Individuals that have transferred out of defined benefit pension schemes are being hit with requests to give back part of that money, after errors with contracting out data have been uncovered.
Defined benefit (DB) pension schemes have until October 2018 to check their records against the ones being held by HM Revenue & Customs (HMRC), after discrepancies were found in 2016, leading to suggestions people may have received erroneous state pension payments.
Between 1978 and 1997, employers sponsoring DB pension schemes could contract their employees out of the additional state pension, as long as the scheme paid a comparable guaranteed minimum pension (GMP).
The benefit of contracting out was that both employer and worker had a reduction in their National Insurance contribution.
Sir Steve Webb, at the time pensions minister, ended contracting out in 2016, which prompted the final deadline from HMRC for schemes to check their data.
FTAdviser reported in March that as many as 43,600 pensioners could have to give back up to £50,000 already received from their company pensions due to these mistakes.
However, The Pensions Ombudsman has been receiving cases regarding errors in contracting out data in pension transfers, which makes the issue even more complicated, as the money is no longer in the pension scheme.
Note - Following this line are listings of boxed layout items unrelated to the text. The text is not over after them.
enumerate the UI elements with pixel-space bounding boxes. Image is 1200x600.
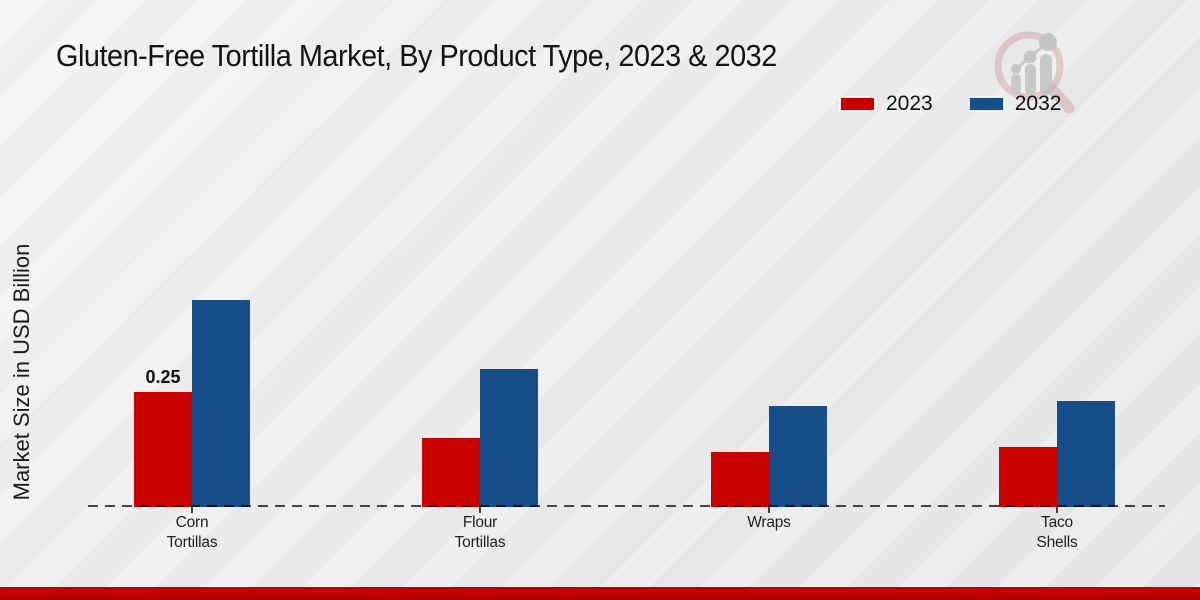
bar-2023-corn-tortillas [134, 392, 192, 507]
bar-2023-taco-shells [999, 447, 1057, 507]
bar-2032-flour-tortillas [480, 369, 538, 507]
legend: 2023 2032 [840, 92, 1061, 116]
x-axis-label-corn-tortillas: Corn Tortillas [166, 514, 218, 551]
footer-accent-bar [0, 587, 1200, 600]
chart-title: Gluten-Free Tortilla Market, By Product … [56, 38, 777, 73]
bar-2023-wraps [711, 452, 769, 507]
x-axis-tick-taco-shells [1056, 507, 1058, 513]
x-axis-tick-corn-tortillas [191, 507, 193, 513]
x-axis-label-wraps: Wraps [747, 514, 791, 531]
bar-2032-corn-tortillas [192, 300, 250, 507]
x-axis-label-flour-tortillas: Flour Tortillas [454, 514, 506, 551]
legend-label-2023: 2023 [886, 92, 933, 115]
legend-item-2023: 2023 [840, 92, 933, 116]
x-axis-baseline [88, 505, 1165, 507]
legend-item-2032: 2032 [968, 92, 1062, 116]
bar-2032-taco-shells [1057, 401, 1115, 507]
legend-swatch-2023-icon [840, 97, 875, 111]
x-axis-label-taco-shells: Taco Shells [1036, 514, 1078, 551]
legend-swatch-2032-icon [968, 97, 1004, 111]
x-axis-tick-flour-tortillas [479, 507, 481, 513]
legend-label-2032: 2032 [1014, 92, 1062, 115]
bar-chart-magnifier-logo-icon [985, 24, 1077, 121]
x-axis-tick-wraps [768, 507, 770, 513]
y-axis-label: Market Size in USD Billion [9, 243, 34, 501]
bar-2032-wraps [769, 406, 827, 507]
data-label-2023-corn-tortillas: 0.25 [145, 367, 181, 387]
bar-2023-flour-tortillas [422, 438, 480, 507]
Tony Attubato, head of early resolution at The Pensions Ombudsman, said: "It is a quite complex area. It is very hard for a member to appreciate that a GMP might be wrong - most members wouldn't have known that they were being overpaid. Schemes are quite sympathetic to that.
"Each case needs to be looked based on its own circumstances, and on the detail on what actually happened, and whether it was fair for the member to have thought that what they were being told was correct."
The regulatory body doesn't have, however, specific numbers on how many cases it has received specifically regarding contracting out, as it doesn't record why the overpayment occurred.
Mr Attubato, who was originally employed by The Pensions Advisory Service (Tpas) dispute resolution before it was merged with The Pensions Ombudsman, argued schemes have the right to recoup the money.
He said: "The law is reasonably clear - even if it wasn't the member's fault, trustees have the right to correct it, and potentially to recover it.
"If someone in that situation came to us we would have to explain that the law is on the side of the pension scheme. There are some legal defences available to a member to perhaps restrict to a limit the amount of recovery, and we would help the member explore to see if any apply to them."
Pension experts, however, believe that this situation is so complicated that few schemes will attempt to recoup the wrongly paid out cash.
Pauline Armitage, a guaranteed minimum pension (GMP) reconciliation specialist, said: "Unless it is an egregious error and the transfer value is hugely overstated, I think the trustees would probably write it off or look to the administrators to recompense them if it is clearly their fault.